Ordered that the judgment is affirmed.
The defendant expressly declined to stipulate that trial exhibits could be turned over to the jury in his absence. Nevertheless, a court officer who mistakenly assumed that the stipulation had been entered into, responded to the jury's request to see two exhibits by delivering them to the jury room.
The presentation of trial exhibits to the jury in accordance with their request, but in the defendant's absence, was error in light of the defendant's express refusal to stipulate that evidence could be turned over to the jury in his absence. However, we find no violation of the defendant's constitutional or statutory right to be present at the trial, as the actual delivery of the exhibits was a ministerial act. It cannot be said that the defendant's presence for this aspect of the trial had a reasonably substantial relationship to his opportunity to defend against the charges (People v. Harris, 76 N.Y.2d 810; see also, People v. Rodriguez, 192 A.D.2d 731; People v. Murphy, 176 A.D.2d 899).
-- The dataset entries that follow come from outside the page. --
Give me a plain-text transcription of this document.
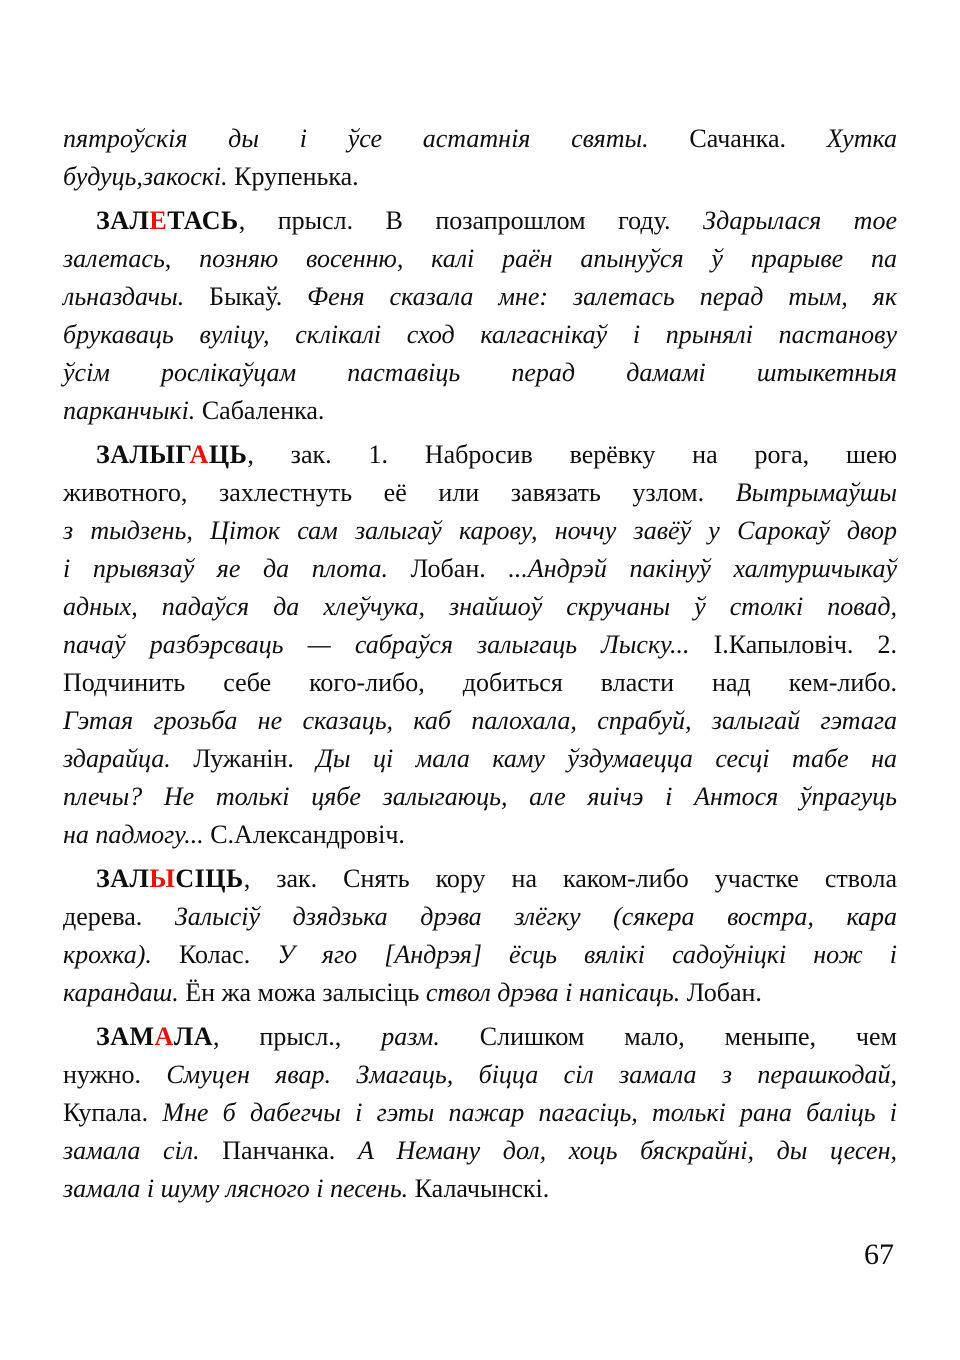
пятроўскія ды і ўсе астатнія святы. Сачанка. Хутка
будуць,закоскі. Крупенька.
ЗАЛЕТАСЬ, прысл. В позапрошлом году. Здарылася тое
залетась, позняю восенню, калі раён апынуўся ў прарыве па
льназдачы. Быкаў. Феня сказала мне: залетась перад тым, як
брукаваць вуліцу, склікалі сход калгаснікаў і прынялі пастанову
ўсім рослікаўцам паставіць перад дамамі штыкетныя
парканчыкі. Сабаленка.
ЗАЛЫГАЦЬ, зак. 1. Набросив верёвку на рога, шею
животного, захлестнуть её или завязать узлом. Вытрымаўшы
з тыдзень, Ціток сам залыгаў карову, ноччу завёў у Сарокаў двор
і прывязаў яе да плота. Лобан. ...Андрэй пакінуў халтуршчыкаў
адных, падаўся да хлеўчука, знайшоў скручаны ў столкі повад,
пачаў разбэрсваць — сабраўся залыгаць Лыску... І.Капыловіч. 2.
Подчинить себе кого-либо, добиться власти над кем-либо.
Гэтая грозьба не сказаць, каб палохала, спрабуй, залыгай гэтага
здарайца. Лужанін. Ды ці мала каму ўздумаецца сесці табе на
плечы? Не толькі цябе залыгаюць, але яиічэ і Антося ўпрагуць
на падмогу... С.Александровіч.
ЗАЛЫСІЦЬ, зак. Снять кору на каком-либо участке ствола
дерева. Залысіў дзядзька дрэва злёгку (сякера востра, кара
крохка). Колас. У яго [Андрэя] ёсць вялікі садоўніцкі нож і
карандаш. Ён жа можа залысіць ствол дрэва і напісаць. Лобан.
ЗАМАЛА, прысл., разм. Слишком мало, меныпе, чем
нужно. Смуцен явар. Змагаць, біцца сіл замала з перашкодай,
Купала. Мне б дабегчы і гэты пажар пагасіць, толькі рана баліць і
замала сіл. Панчанка. А Неману дол, хоць бяскрайні, ды цесен,
замала і шуму лясного і песень. Калачынскі.
67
There is no merit to the defendant's contention that the trial court improperly discharged the jury despite one juror's alleged equivocation about the guilty verdict. Once the jury was polled and each juror indicated assent to the verdict, there was nothing more required of the court (People v. Maddox, 139 A.D.2d 697; People v. Webb, 134 A.D.2d 303). The defendant's claim that a juror was equivocal about the verdict because he indicated after the polling that he would like to speak with the Judge, but then changed his mind, is entirely speculative.
Miller, J. P., Friedmann, Krausman and Florio, JJ., concur.